Better prognoses for bowel tumours on the way
A hormone that regulates hunger and body weight also increases small-bowel cancer mortality rates, as shown in a study at Linköping and Lund Universities.
The hormone in question is the CART (cocaine and amphetamine regulated transcript) peptide, which is now being launched as a prognosis tool and possible target for anti-tumour treatment.
The study, presented in Clinical Cancer Research with Kalle Landerholm (pictured) as the principal author, shows that the more the CART peptide is present in the tumour, the worse the survival rate for patients with small-bowel carcinoid tumours.
Carcinoid tumours are the most common form in the small bowel. By the time one is discovered it has usually already spread to other parts of the body, but the patient can still survive for several years. It is difficult, however, to prognosticate the course of the disease with any certainty, since there are no good markers for survival.
Kalle Landerholm, is a surgeon at Ryhov County Hospital in Jönköping and an MD at Linköping University, he elaborates:
“This study is the first to show worse survival rates for patients with CART-producing tumours. In support of this we also see that CART increases the growth and vitality of cultured tumour cells.”

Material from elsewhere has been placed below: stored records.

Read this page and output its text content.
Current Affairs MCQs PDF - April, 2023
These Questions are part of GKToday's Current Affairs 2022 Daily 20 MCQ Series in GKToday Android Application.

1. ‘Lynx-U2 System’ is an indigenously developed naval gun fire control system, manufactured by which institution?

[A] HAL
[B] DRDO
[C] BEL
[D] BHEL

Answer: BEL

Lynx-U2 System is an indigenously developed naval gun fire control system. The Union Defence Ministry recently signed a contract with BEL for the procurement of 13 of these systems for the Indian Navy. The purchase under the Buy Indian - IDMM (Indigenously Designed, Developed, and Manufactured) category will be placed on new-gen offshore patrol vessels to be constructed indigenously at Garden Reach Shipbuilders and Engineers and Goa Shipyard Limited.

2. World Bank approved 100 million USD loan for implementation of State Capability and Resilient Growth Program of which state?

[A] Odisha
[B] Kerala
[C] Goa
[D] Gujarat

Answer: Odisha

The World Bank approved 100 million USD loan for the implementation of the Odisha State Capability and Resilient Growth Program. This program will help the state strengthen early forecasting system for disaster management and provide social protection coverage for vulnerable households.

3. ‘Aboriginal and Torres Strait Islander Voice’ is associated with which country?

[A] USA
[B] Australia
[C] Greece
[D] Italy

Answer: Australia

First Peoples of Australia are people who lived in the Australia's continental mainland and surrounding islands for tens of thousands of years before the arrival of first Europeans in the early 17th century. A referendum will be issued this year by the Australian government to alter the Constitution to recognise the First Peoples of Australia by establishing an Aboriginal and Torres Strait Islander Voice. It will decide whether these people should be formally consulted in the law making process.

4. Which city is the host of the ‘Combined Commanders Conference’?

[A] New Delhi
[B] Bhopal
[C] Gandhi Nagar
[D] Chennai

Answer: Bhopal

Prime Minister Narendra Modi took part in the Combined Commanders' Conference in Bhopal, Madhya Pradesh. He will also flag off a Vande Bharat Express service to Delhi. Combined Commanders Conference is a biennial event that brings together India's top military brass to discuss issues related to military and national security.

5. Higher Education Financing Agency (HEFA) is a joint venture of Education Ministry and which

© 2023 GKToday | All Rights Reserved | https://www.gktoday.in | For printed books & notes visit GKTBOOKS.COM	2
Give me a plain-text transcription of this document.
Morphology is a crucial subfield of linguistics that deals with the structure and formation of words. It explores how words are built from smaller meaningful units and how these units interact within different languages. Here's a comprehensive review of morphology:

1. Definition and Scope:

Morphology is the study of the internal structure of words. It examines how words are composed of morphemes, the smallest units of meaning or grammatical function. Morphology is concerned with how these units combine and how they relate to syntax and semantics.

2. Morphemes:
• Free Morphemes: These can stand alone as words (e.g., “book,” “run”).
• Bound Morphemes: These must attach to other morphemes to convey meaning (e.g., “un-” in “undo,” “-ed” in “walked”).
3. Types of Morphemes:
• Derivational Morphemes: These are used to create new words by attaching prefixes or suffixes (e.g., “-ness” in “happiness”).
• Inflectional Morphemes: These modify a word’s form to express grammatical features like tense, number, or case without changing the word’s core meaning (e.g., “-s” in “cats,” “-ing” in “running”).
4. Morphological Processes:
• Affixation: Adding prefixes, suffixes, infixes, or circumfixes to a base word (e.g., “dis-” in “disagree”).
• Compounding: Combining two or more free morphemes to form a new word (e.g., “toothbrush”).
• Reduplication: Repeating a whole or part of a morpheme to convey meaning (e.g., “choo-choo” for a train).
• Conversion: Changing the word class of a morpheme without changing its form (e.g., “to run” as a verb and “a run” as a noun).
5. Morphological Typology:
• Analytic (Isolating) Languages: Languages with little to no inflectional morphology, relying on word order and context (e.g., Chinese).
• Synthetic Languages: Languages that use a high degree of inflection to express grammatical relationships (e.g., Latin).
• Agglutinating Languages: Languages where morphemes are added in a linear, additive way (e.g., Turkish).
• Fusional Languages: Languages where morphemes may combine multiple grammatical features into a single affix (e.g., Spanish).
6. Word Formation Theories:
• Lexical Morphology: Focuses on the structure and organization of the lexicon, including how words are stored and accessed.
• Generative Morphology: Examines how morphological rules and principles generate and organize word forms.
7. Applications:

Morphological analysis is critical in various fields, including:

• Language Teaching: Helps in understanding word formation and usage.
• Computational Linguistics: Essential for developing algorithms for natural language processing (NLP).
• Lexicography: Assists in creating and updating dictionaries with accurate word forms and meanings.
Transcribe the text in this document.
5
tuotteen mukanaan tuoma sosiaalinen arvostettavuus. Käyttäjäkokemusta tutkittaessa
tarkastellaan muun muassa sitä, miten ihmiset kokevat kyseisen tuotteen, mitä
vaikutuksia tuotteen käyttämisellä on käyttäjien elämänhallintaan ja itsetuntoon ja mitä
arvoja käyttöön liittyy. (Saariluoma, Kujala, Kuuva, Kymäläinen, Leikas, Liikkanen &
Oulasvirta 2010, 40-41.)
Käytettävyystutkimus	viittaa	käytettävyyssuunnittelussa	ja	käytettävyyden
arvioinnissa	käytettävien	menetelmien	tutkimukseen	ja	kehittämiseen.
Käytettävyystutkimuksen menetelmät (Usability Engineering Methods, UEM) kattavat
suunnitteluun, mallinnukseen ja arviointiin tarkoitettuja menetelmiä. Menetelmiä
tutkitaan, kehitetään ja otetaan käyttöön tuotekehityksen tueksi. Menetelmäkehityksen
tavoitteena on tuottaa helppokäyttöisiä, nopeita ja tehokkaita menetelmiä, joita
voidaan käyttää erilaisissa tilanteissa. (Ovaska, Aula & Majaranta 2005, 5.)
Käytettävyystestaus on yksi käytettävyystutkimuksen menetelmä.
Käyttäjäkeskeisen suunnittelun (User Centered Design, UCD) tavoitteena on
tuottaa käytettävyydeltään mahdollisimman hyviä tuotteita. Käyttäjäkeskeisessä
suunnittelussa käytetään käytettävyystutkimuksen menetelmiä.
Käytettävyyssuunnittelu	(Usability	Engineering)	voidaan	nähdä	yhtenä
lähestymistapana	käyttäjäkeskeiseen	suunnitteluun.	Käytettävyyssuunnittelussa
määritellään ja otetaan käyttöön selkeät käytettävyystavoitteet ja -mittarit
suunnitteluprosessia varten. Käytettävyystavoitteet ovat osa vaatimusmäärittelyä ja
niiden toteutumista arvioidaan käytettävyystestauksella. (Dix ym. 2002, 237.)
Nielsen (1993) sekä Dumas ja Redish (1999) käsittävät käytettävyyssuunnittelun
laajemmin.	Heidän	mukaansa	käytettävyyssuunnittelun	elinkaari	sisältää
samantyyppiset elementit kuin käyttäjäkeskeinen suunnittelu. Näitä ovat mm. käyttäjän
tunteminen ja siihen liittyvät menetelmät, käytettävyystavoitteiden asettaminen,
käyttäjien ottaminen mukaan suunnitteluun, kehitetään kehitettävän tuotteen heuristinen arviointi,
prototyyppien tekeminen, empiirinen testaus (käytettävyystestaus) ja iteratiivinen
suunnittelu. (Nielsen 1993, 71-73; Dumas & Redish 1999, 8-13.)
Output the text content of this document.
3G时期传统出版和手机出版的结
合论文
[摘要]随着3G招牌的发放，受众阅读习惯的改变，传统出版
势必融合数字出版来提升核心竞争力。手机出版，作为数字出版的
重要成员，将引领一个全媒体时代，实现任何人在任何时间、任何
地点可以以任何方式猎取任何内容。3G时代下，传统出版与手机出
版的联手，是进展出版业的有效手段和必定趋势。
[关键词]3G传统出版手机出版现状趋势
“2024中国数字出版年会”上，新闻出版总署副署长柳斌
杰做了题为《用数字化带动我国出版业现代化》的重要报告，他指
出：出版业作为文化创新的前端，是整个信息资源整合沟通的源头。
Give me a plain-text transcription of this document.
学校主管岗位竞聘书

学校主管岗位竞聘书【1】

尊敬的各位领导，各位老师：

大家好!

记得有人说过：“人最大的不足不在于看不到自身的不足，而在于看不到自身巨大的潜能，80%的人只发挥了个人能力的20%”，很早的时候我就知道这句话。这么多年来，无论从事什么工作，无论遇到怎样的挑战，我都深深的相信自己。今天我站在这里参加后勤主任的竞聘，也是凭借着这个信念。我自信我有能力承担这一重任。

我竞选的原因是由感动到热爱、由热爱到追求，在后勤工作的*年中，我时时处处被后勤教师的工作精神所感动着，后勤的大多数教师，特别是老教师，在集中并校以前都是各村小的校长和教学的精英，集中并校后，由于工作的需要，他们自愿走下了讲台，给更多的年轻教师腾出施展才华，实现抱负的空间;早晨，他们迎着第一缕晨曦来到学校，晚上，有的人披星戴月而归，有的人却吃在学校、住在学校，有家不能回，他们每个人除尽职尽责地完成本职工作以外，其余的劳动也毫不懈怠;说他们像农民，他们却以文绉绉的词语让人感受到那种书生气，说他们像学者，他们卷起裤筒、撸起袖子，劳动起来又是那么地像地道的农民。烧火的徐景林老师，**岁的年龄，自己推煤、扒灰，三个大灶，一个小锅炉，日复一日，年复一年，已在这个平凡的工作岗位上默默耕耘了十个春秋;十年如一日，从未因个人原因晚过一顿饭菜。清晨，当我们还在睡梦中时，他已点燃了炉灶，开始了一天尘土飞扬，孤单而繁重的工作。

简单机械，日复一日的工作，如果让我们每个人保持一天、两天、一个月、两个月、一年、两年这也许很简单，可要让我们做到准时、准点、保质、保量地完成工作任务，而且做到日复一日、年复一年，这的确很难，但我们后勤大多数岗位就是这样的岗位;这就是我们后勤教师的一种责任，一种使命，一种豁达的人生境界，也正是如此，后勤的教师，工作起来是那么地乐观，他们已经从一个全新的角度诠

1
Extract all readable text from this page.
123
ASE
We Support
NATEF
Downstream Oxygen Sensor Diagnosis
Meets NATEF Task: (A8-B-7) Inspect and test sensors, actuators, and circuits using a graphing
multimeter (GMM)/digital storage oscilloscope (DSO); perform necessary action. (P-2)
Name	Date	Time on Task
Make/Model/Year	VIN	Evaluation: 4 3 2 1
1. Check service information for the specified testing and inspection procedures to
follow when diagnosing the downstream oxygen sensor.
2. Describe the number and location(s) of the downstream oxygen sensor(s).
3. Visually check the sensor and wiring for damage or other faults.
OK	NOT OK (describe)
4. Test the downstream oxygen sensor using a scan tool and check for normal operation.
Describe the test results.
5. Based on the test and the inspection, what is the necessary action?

CART appears to be what is known as a brain-bowel peptide, which acts both as a neurotransmitter in the nervous system and as a hormone. In the brain it is believed to regulate eating and body weight, but also to be involved in the reward system and in stress response. In the digestive system, CART functions as a hormone that in turn regulates the release of other hormones, for example.
Expression of cocaine- and amphetamine-regulated transcript is associated with worse survival in small bowel carcinoid tumors by Kalle Landerholm, Liliya Shcherbina, Sture E. Falkmer, Johannes Järhult and Nils Wierup. Clinical Cancer Research, 1 July 2012.